水素で初の機能性表示食品が受理

消費者庁の「機能性表示食品届出情報データベース」3月24日の更新でついに水素を関与成分とする届出が受理・公表された。届出企業は新菱(北九州市八幡西区)で商品名「高濃度水素ゼリー」。ヘルスクレームは「水素分子にはストレスを抱えている女性の方の睡眠の質(睡眠時間延長感)を高める機能が報告されています」旨を表示する。同社がかねて販売する商品であり、6月に機能性表示食品としてリニューアル販売を予定し、OEM供給も検討するという。
 
少なくとも近年、本誌は水素に関するトピックについて、あまり紹介できていなかったように思う。水素ガス吸入療法など医療分野で水素の研究が進んでいることは仄聞していたが、経口摂取による健康機能についてはエビデンス以前の疑問が拭えなかったことが理由の一つだ。つまり、軽量・極小の水素分子をどうやって体内に送るのか?水溶液への溶解度は低く、また市販の水素水にある通り、アルミボトルなどで保存は可能だが開封すればすぐに抜けてしまいどの程度生体内で利用できるのか?といったことが腹落ちしていなかったのだ。水素の安全性を訴求するとき“だけ”食品添加物であるがゆえの安全性をPRするという食品企業のスタンスにも違和感があった。しかし今回届出された製品の仕組みは、「吹き込んだ泡ごと水素をゲル化剤とアルミパウチで封じ込める」という、ユニークかつ、これらの疑問に応え得るものであった。

メーカーの説明によると「高濃度水素ゼリー」は、ゼラチン、増粘多糖類、水溶性高分子などで構成される基剤に独自機器で水素を充填・アルミパウチする特許技術で製造している。気泡の状態でゼリー状の基剤に閉じ込めることで、1包(10g)あたり水素分子0.3mg(水素濃度40ppm)と既存の水素水の約100倍に相当する高濃度水素ゼリーを製品化した。保存試験ではアルミパウチされたゼリー内の水素分子は、25°C・9ヵ月間の保存後も約40ppmの水素含量を保持。なお、新菱はGC-TCG法による定量分析法を公開している。さらに口中での咀嚼時の水素分子の濃度変化も測定しており、多少の咀嚼ではゼリー中の水素はほとんど抜けないことも確認済みだ。

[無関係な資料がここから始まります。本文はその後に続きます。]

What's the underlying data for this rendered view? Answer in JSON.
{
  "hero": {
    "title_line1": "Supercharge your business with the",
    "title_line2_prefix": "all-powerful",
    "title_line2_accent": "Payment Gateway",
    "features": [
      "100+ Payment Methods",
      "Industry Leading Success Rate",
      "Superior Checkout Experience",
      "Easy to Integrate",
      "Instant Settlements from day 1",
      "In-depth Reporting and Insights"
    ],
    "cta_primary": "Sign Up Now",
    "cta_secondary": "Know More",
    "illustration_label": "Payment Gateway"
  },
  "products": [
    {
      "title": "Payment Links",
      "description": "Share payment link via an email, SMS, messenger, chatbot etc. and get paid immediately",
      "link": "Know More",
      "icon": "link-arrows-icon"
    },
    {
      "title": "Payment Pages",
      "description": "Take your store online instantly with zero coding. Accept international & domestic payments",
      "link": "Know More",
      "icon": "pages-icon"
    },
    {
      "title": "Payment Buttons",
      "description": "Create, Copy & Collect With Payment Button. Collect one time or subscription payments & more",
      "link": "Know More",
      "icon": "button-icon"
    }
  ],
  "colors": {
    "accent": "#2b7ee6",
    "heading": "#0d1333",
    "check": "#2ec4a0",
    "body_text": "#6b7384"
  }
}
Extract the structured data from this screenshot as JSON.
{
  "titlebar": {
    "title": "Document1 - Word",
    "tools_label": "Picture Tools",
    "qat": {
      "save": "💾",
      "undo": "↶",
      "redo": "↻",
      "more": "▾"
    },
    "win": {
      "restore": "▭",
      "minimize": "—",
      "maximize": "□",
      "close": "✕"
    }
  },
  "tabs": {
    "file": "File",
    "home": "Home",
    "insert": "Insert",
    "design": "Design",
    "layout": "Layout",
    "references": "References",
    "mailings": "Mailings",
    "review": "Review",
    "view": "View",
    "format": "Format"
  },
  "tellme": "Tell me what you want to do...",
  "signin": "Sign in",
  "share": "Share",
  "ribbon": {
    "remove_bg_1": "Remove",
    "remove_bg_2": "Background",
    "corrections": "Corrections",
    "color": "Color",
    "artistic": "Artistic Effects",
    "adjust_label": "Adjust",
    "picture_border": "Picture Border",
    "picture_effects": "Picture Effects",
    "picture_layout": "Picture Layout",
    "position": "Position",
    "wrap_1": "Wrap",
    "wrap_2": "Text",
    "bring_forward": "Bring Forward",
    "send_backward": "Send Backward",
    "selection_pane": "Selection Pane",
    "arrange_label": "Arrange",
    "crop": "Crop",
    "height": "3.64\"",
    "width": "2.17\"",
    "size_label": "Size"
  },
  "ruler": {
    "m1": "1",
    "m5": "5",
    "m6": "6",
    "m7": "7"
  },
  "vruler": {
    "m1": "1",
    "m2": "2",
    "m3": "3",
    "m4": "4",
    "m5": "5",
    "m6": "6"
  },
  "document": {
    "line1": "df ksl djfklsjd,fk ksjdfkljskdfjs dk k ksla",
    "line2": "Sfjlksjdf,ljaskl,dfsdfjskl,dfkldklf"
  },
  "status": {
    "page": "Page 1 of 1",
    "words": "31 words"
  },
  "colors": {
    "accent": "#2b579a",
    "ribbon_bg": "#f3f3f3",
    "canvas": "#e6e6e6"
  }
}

機能性表示食品としての届出については、 同品を用いた臨床研究に基づきレビューを作成。臨床研究では、ストレスを抱える健康な女性29名を対象に同品1日3本(水素分子0.9mg/日)を4週間摂取し、OSA睡眠調査票で評価した結果、摂取群はプラセボ群(空気を含有したゼリー)に較べ、睡眠の質改善で有意差を確認した。(Jpn Pharmacol Ther 2020;48:1641-6)メーカーでは東京大学、防衛医科大学、岡山大学、神奈川県立保健福祉大学、東京農工大学などと共同研究を進めており、今後さらに新しいエビデンス取得を目指す方向だ。

水素は、かねてより医療分野で研究が進められ、活性酸素種(ROS)のうち酸化力が強く老化や炎症などの原因のひとつとされるヒドロキシラジカルを選択的に反応・消去することが確認されている。反応時の副生成物は水のみで、副作用の報告もない。慶応大学病院では医療現場で水素ガス吸入を先端医療に取り入れ、最近では院外心停止患者の救命および予後の改善で報告している。食品分野では前述の水素水について複数の食品メーカーが発売していたほか、協同乳業が「腸内細菌の働きによりおなかのなかで水素を産生する」乳飲料を開発・商品化した実績がある。いずれにしても定量の水素によるエビデンス評価までは至っていなかったことを鑑みれば、今回の届出完了は非常にインパクトがある。技術が食や健康の常識を変え、新しい習慣を創る。その事例の一つとして今後注目したい。